The leader in this effort is the blog, All Spin Zone (the kind of blog where the Bush Administration is called “the regime”). In an entry from January 8 entitled, When the media gags itself, Richard Blair leaps to the conclusion that the photos are evidence of a My Lai-style massacre and wants them published now. He gave the e-mail and phone number of the Washington Post ombudsman, Deborah Howell, so that the Moonbats could shriek their demands at her.

The Washington Post responded today in a piece by the ombudsman, Covering Death, Here and in Iraq. Ms. Howell writes:

Scores of readers wrote — probably driven by a blogger — to ask that The Post run more photos from Haditha, the city where several Marines are accused of having killed civilians, many of them women and children. Military reporter Josh White obtained Naval Criminal Investigative Service reports, as yet unreleased, so The Post alone has the photos.

Tim Collier of Gardiner, Maine, wrote: “A newspaper is more than just a vehicle for entertainment and commerce. Its highest purpose is news: to inform on important issues of the day. There are iconic photos from previous wars, such as the shot of the Vietnamese police commander executing the captured VC guerrilla in Saigon during the Tet offensive, that are widely recognized as making a major contribution to public discourse simply by virtue of their publication.”
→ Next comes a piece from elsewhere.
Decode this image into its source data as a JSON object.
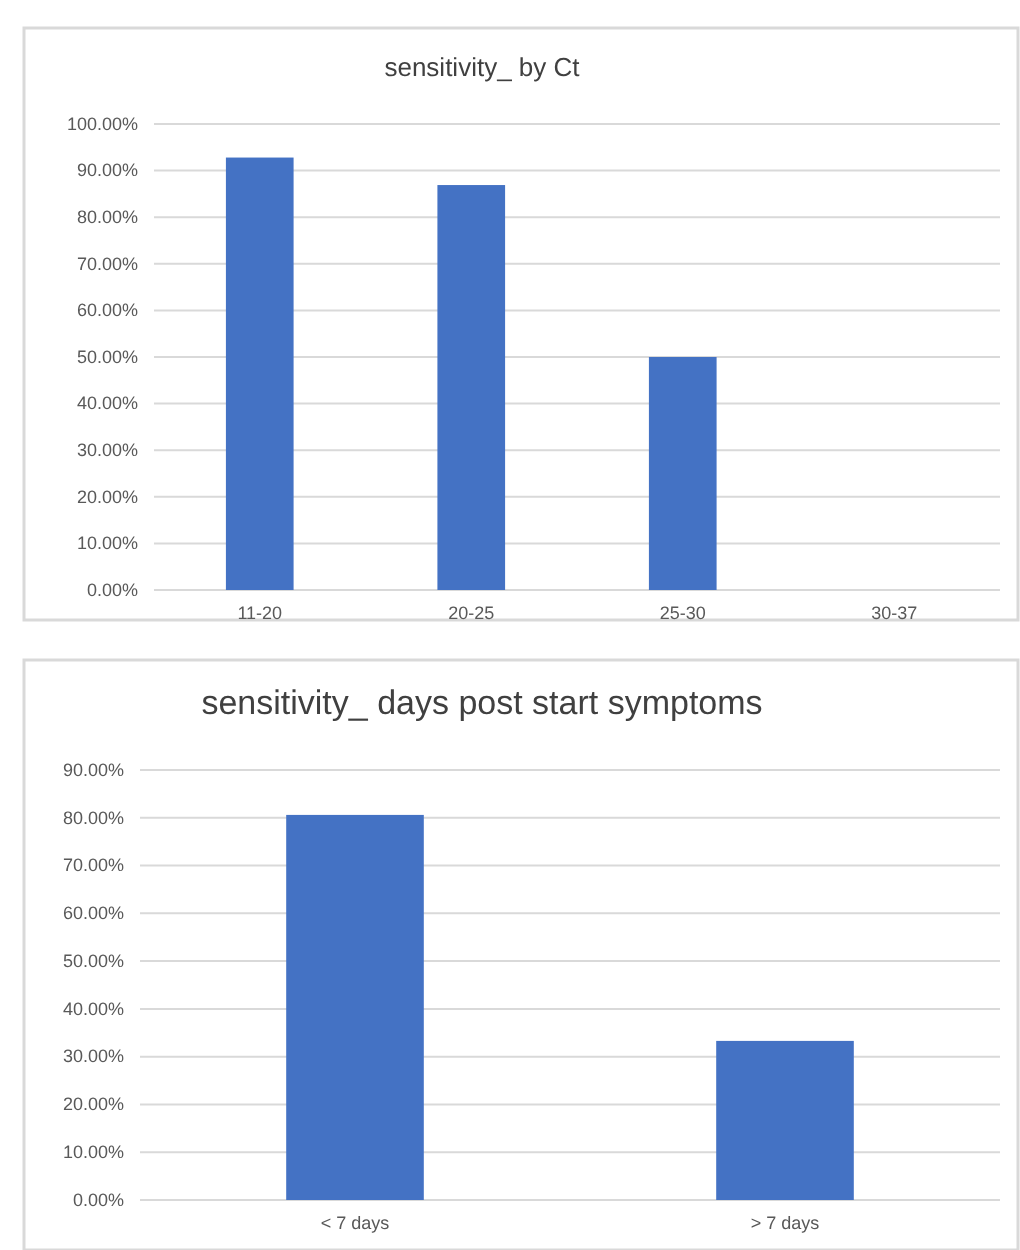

Two other pictures were mentioned frequently — one of a little girl running from napalm and the picture of the dead after the My Lai massacre. The Post ran versions of all on Page 1.

Five Haditha photos were published, the most newsworthy a Jan. 6 Page 1 photo of dead bodies near a taxi, showing that the victims did not appear to have been fleeing, as some claimed.

Photos of the bodies of accident or crime victims are not run — unless “there is a clear journalistic purpose” — out of concern for the “dignity of the deceased,” Downie said. The rest of the photos did not meet that criteria, he said. I viewed those photos and agree with him. They were not iconic photos. They were just gruesome and sad.

The photographs will be introduced as evidence at the courts martial of the Haditha Marines. In the meantime, the leaker still has copies. How long will it take for them to be displayed at an anti-war rally near you?